I think I've figured it out
Finally, I think I understand why the Left can't figure out how to win elections. Amazingly, the clue came to me from Daily Kos's musings on why the President won reelection: "The left is already working to build it's own version of the Vast Right Wing Conspiracy -- the $300 million annual machine that developes the conservative message (think tanks), disseminates it to the public (Fox News, Rush), and trains their leaders in how to wield it."

So, what did I gleam from this? The Left just doesn't get that they already have their own mass-dissemination system—that the Vast Right Wing Conspiracy rose in response to the fact that we were out-messaged at every turn. What develops the liberal message? All of academia. What disseminates it to the public? The entire news media aside from Fox News and conservative talk radio. It's the last step that they never got right: training their leaders how to use it.

As long as they continue to deny their strength, they'll continue to fail to make use of it. Which, of course, is fine with me.

Monday, December 20, 2004

More on Christmas
John Leo: "Some PC people have begun to argue that even 'Jingle Bells' is a church-state no-no. Santa Claus, a totally secular figure, is controversial because he was originally based on St. Nicholas. Horrors . Then let's ban the word goodbye, which evolved from 'God be with you.'"

Right on target. This is going to ridiculous lengths, and we are to the point of protecting the minority at the expense of the VAST majority. 95% of Americans celebrate Christmas in some form or another. Can we get past the 5% and realize that if they are strong enough to insist that we stop celebrating in public, then they are strong enough to deal with that celebration?

I want to get back to the old way of doing things. How would I know what that was like? Well, my standard is pretty low—I just want to get to the point where, in church, on Christmas Eve, the person in front of me turns and says "Merry Christmas." These days, everyone is so conditioned to avoid that awful 'C' word that, even in that context, I am more likely to hear "Happy Holidays."
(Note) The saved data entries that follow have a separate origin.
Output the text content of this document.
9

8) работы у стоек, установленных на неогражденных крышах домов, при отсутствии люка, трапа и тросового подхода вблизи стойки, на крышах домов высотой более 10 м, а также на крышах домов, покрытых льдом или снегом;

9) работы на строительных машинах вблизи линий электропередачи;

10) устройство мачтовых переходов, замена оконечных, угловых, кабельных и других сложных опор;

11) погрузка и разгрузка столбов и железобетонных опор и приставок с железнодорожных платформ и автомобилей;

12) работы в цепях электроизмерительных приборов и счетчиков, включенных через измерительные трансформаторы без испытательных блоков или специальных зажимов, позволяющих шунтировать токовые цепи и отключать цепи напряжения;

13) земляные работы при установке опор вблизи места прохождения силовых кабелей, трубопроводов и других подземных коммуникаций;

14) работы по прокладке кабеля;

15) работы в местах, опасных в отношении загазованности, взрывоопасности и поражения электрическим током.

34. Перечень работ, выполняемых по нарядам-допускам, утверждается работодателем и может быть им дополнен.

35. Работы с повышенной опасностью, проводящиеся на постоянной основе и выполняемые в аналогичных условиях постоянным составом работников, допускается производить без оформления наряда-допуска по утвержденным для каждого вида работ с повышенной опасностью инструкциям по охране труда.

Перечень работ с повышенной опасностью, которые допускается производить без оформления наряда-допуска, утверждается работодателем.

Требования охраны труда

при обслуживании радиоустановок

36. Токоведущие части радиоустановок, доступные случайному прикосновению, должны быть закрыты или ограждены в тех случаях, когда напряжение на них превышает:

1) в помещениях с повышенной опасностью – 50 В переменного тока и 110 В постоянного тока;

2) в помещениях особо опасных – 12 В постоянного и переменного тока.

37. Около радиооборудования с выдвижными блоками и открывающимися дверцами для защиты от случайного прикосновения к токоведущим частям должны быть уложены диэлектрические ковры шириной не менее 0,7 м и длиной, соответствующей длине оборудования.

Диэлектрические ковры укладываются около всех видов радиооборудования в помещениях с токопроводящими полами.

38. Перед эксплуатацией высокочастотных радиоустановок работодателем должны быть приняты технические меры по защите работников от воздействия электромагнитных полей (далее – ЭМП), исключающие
UPDATE [12/21/2004 - 12:22]: My posting on DailyKos has led more than a few critics of conservative theory to visit my blog, and comment on this post specifically (they're too lazy to scroll down, apparently). This, in turn, has spawned frustrated responses from me. As a result, James has mad a very accurate observation

Sunday, December 19, 2004

A Personal Record
According to my Site Meter counter, I'm about to hit 10,000 visitors since this site's inception.

UPDATE [12/19/2004 - 21:43]: I crossed 10,000 at 9:38 PM Eastern. Congratulations to me.

Blue-state Living
It ain't cheap: "One index of cost-of-living differentials shows that an income of $130,000 in Connecticut is equivalent to $90,000 in Oklahoma. That means families at those incomes are equally well-off and under standard tax theories about fairness should pay the same share of their income in taxes. Currently, a family of four making $130,000 pays $20,450 in income taxes, or 15.7%, while the family making $90,000 pays $8,450, or 9.4%. If both families were taxed at the Oklahoma rate, the Connecticut family would pay $8,200 less."

Somehow doesn't sound quite fair to me.

Pretty Cool
Sometimes it feels really good to be an American.